While she acknowledge the need for standardized testing in order to chart the progress of students she believes the state has “lost its way.”

Coakley said, “[Test] have become an end to themselves.”

She added, “We have to take it back. I will be a governor who will say ‘No.’”

There is technology available for teachers to use to see at what points students becomes “stuck” on a subject and believes that would be better than waiting until a test is administered.

When asked about foreclosure practices, Coakley again noted that national banks and mortgage companies received help but “they caused the problem.”

While foreclosure rates have declined in the Commonwealth, she advised that anyone facing foreclosure to call the state’s HomeCorps program at 617-573-5333 to seek assistance.

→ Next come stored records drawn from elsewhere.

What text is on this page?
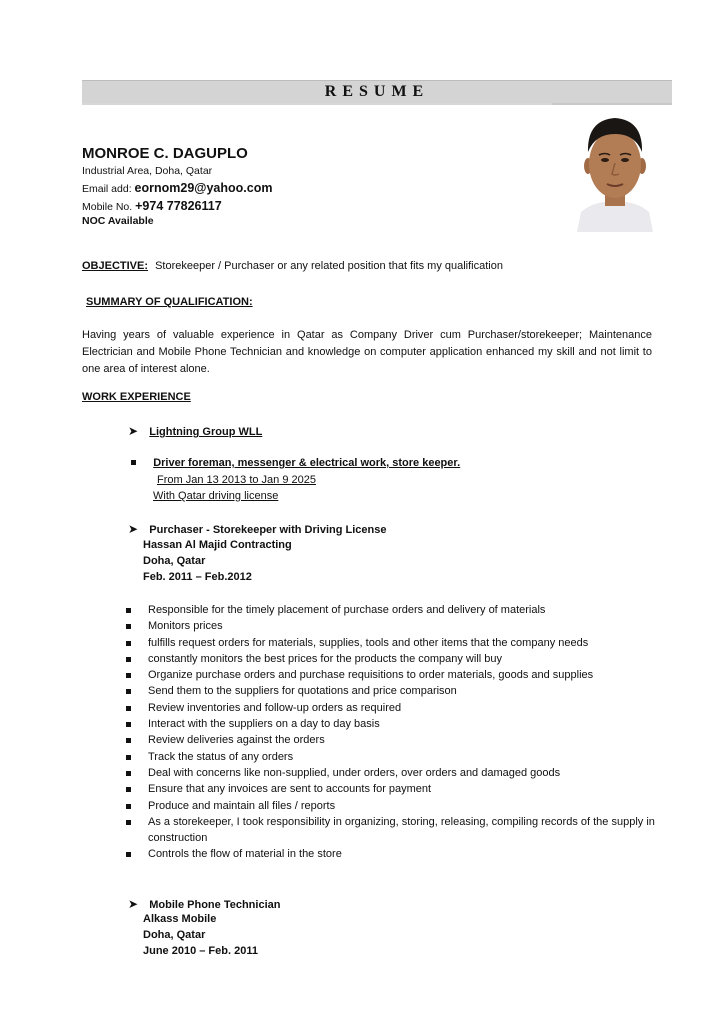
RESUME
MONROE C. DAGUPLO
Industrial Area, Doha, Qatar
Email add: eornom29@yahoo.com
Mobile No. +974 77826117
NOC Available
OBJECTIVE: Storekeeper / Purchaser or any related position that fits my qualification
SUMMARY OF QUALIFICATION:
Having years of valuable experience in Qatar as Company Driver cum Purchaser/storekeeper; Maintenance Electrician and Mobile Phone Technician and knowledge on computer application enhanced my skill and not limit to one area of interest alone.
WORK EXPERIENCE
➤ Lightning Group WLL
Driver foreman, messenger & electrical work, store keeper.
From Jan 13 2013 to Jan 9 2025
With Qatar driving license
➤ Purchaser - Storekeeper with Driving License
Hassan Al Majid Contracting
Doha, Qatar
Feb. 2011 – Feb.2012
Responsible for the timely placement of purchase orders and delivery of materials
Monitors prices
fulfills request orders for materials, supplies, tools and other items that the company needs
constantly monitors the best prices for the products the company will buy
Organize purchase orders and purchase requisitions to order materials, goods and supplies
Send them to the suppliers for quotations and price comparison
Review inventories and follow-up orders as required
Interact with the suppliers on a day to day basis
Review deliveries against the orders
Track the status of any orders
Deal with concerns like non-supplied, under orders, over orders and damaged goods
Ensure that any invoices are sent to accounts for payment
Produce and maintain all files / reports
As a storekeeper, I took responsibility in organizing, storing, releasing, compiling records of the supply in construction
Controls the flow of material in the store
➤ Mobile Phone Technician
Alkass Mobile
Doha, Qatar
June 2010 – Feb. 2011
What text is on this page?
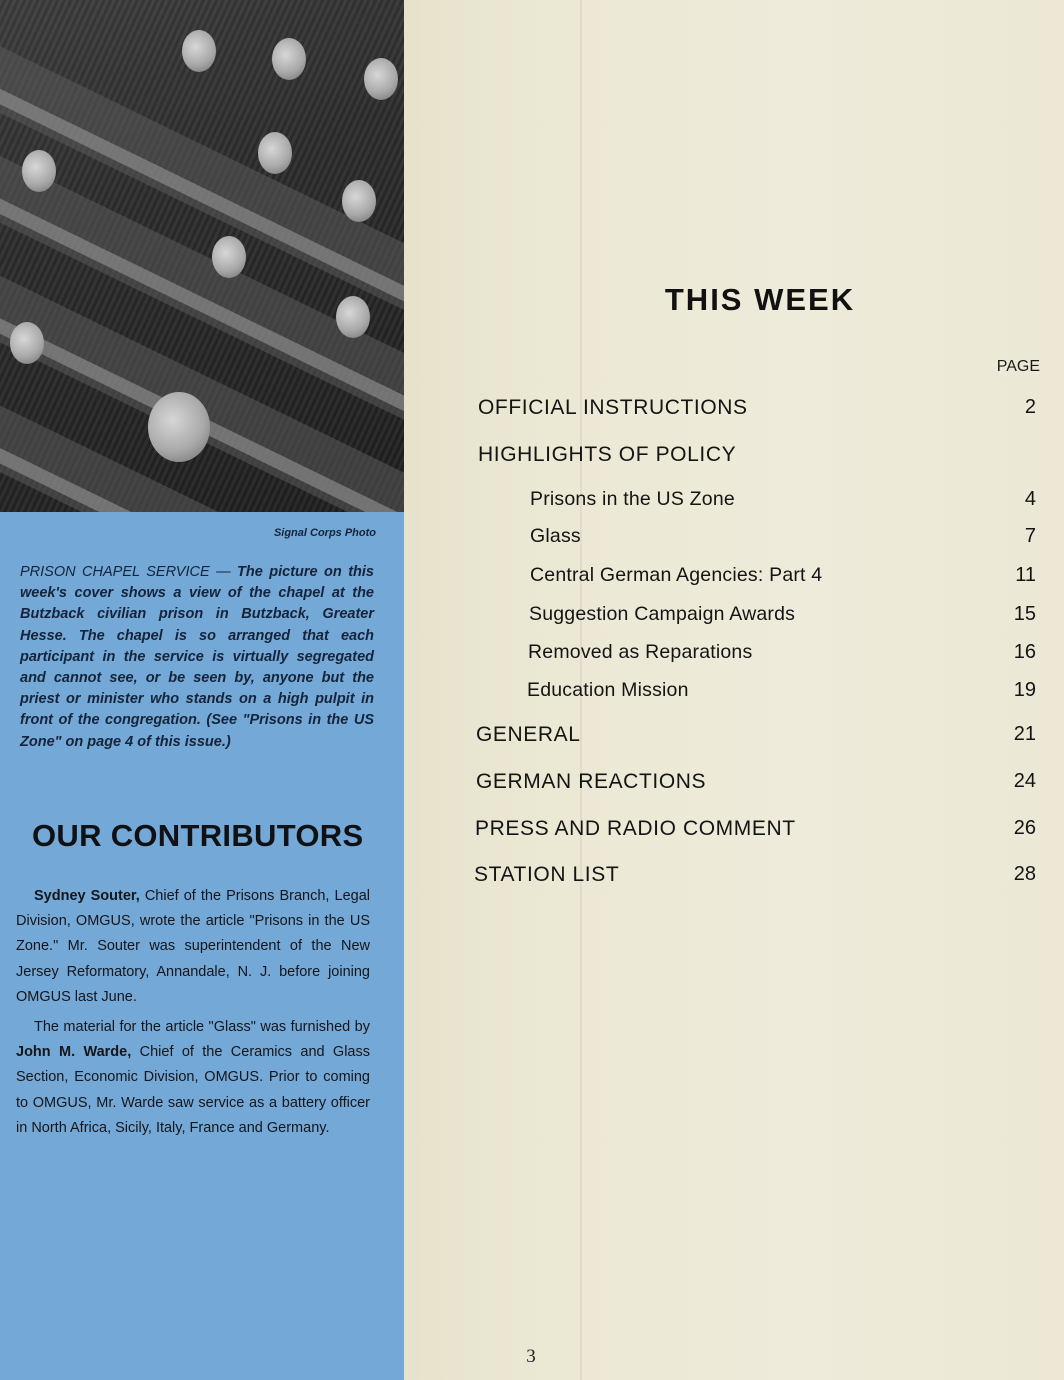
Signal Corps Photo
PRISON CHAPEL SERVICE — The picture on this week's cover shows a view of the chapel at the Butzback civilian prison in Butzback, Greater Hesse. The chapel is so arranged that each participant in the service is virtually segregated and cannot see, or be seen by, anyone but the priest or minister who stands on a high pulpit in front of the congregation. (See "Prisons in the US Zone" on page 4 of this issue.)
OUR CONTRIBUTORS

Sydney Souter, Chief of the Prisons Branch, Legal Division, OMGUS, wrote the article "Prisons in the US Zone." Mr. Souter was superintendent of the New Jersey Reformatory, Annandale, N. J. before joining OMGUS last June.

The material for the article "Glass" was furnished by John M. Warde, Chief of the Ceramics and Glass Section, Economic Division, OMGUS. Prior to coming to OMGUS, Mr. Warde saw service as a battery officer in North Africa, Sicily, Italy, France and Germany.

THIS WEEK
PAGE
OFFICIAL INSTRUCTIONS	2
HIGHLIGHTS OF POLICY
Prisons in the US Zone	4
Glass	7
Central German Agencies: Part 4	11
Suggestion Campaign Awards	15
Removed as Reparations	16
Education Mission	19
GENERAL	21
GERMAN REACTIONS	24
PRESS AND RADIO COMMENT	26
STATION LIST	28
3
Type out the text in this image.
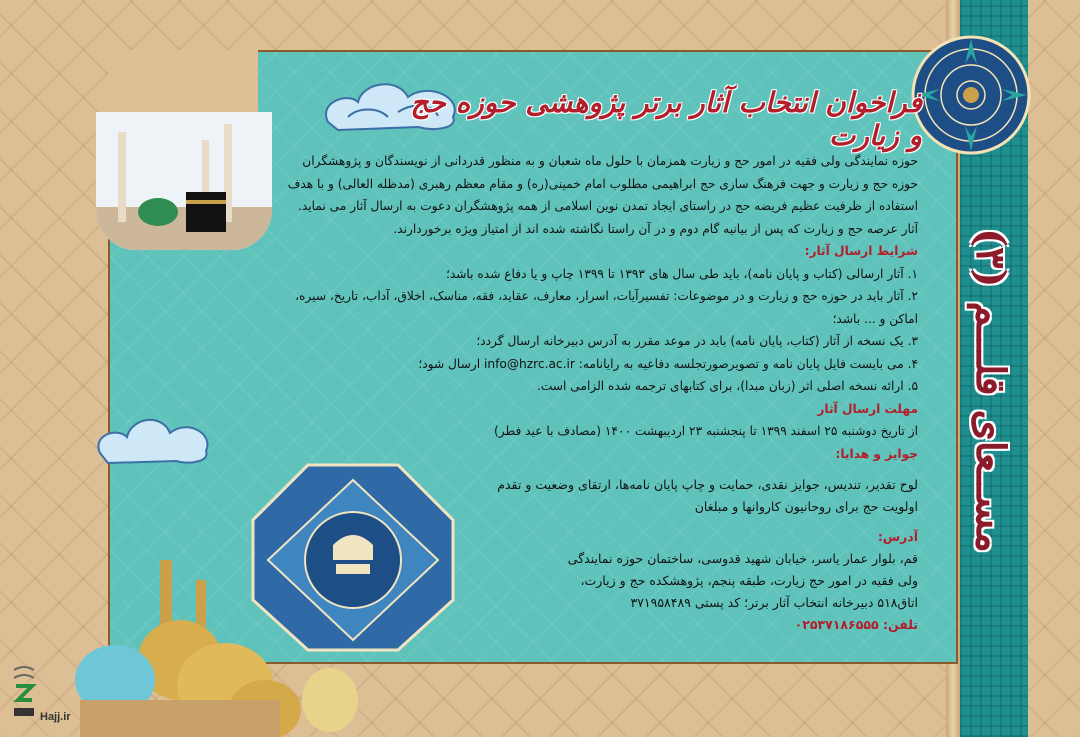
فراخوان انتخاب آثار برتر پژوهشی حوزه حج و زیارت

حوزه نمایندگی ولی فقیه در امور حج و زیارت همزمان با حلول ماه شعبان و به منظور قدردانی از نویسندگان و پژوهشگران

حوزه حج و زیارت و جهت فرهنگ سازی حج ابراهیمی مطلوب امام خمینی(ره) و مقام معظم رهبری (مدظله العالی) و با هدف

استفاده از ظرفیت عظیم فریضه حج در راستای ایجاد تمدن نوین اسلامی از همه پژوهشگران دعوت به ارسال آثار می نماید.

آثار عرصه حج و زیارت که پس از بیانیه گام دوم و در آن راستا نگاشته شده اند از امتیاز ویژه برخوردارند.

شرایط ارسال آثار:

۱. آثار ارسالی (کتاب و پایان نامه)، باید طی سال های ۱۳۹۳ تا ۱۳۹۹ چاپ و یا دفاع شده باشد؛

۲. آثار باید در حوزه حج و زیارت و در موضوعات: تفسیرآیات، اسرار، معارف، عقاید، فقه، مناسک، اخلاق، آداب، تاریخ، سیره، اماکن و ... باشد؛

۳. یک نسخه از آثار (کتاب، پایان نامه) باید در موعد مقرر به آدرس دبیرخانه ارسال گردد؛

۴. می بایست فایل پایان نامه و تصویرصورتجلسه دفاعیه به رایانامه: info@hzrc.ac.ir ارسال شود؛

۵. ارائه نسخه اصلی اثر (زبان مبدا)، برای کتابهای ترجمه شده الزامی است.

مهلت ارسال آثار

از تاریخ دوشنبه ۲۵ اسفند ۱۳۹۹ تا پنجشنبه ۲۳ اردیبهشت ۱۴۰۰ (مصادف با عید فطر)

جوایز و هدایا:

لوح تقدیر، تندیس، جوایز نقدی، حمایت و چاپ پایان نامه‌ها، ارتقای وضعیت و تقدم

اولویت حج برای روحانیون کاروانها و مبلغان

آدرس:

قم، بلوار عمار یاسر، خیابان شهید قدوسی، ساختمان حوزه نمایندگی

ولی فقیه در امور حج زیارت، طبقه پنجم، پژوهشکده حج و زیارت،

اتاق۵۱۸ دبیرخانه انتخاب آثار برتر؛ کد پستی ۳۷۱۹۵۸۴۸۹

تلفن: ۰۲۵۳۷۱۸۶۵۵۵

مســعای قلـــم (۳)
Hajj.ir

She also expressed concern about private for-profit schools – the type that advertise on television putting students in a job in six or 16 weeks she said – that practice predatory lending to students who are not able to find a job with the training they received.

“We need to be careful as we rebuild the economy,” she said.

Another member of audience questioned unemployment rates in the Commonwealth and Coakley noted the rates of joblessness are higher among women and minorities. She believes that a greater use of community colleges and vocational and technical high schools working to fulfill employers’ needs would help lower those rates.

Answering another question she said if elected she would encourage more green energy. She sees the development of more solar energy in the state as a “big economic driver.”

When asked about her support of increasing the state’s minimum wage, Coakley said she favors the proposal in the Senate to raise the minimum to $11 without any ties to the reformation of unemployment insurance.

“They are apples and oranges,” she said of the two issues.

She believes the changes to the minimum age should be made as soon as possible and said that if it not increased by the time she takes office as governor she would make it her “first priority.”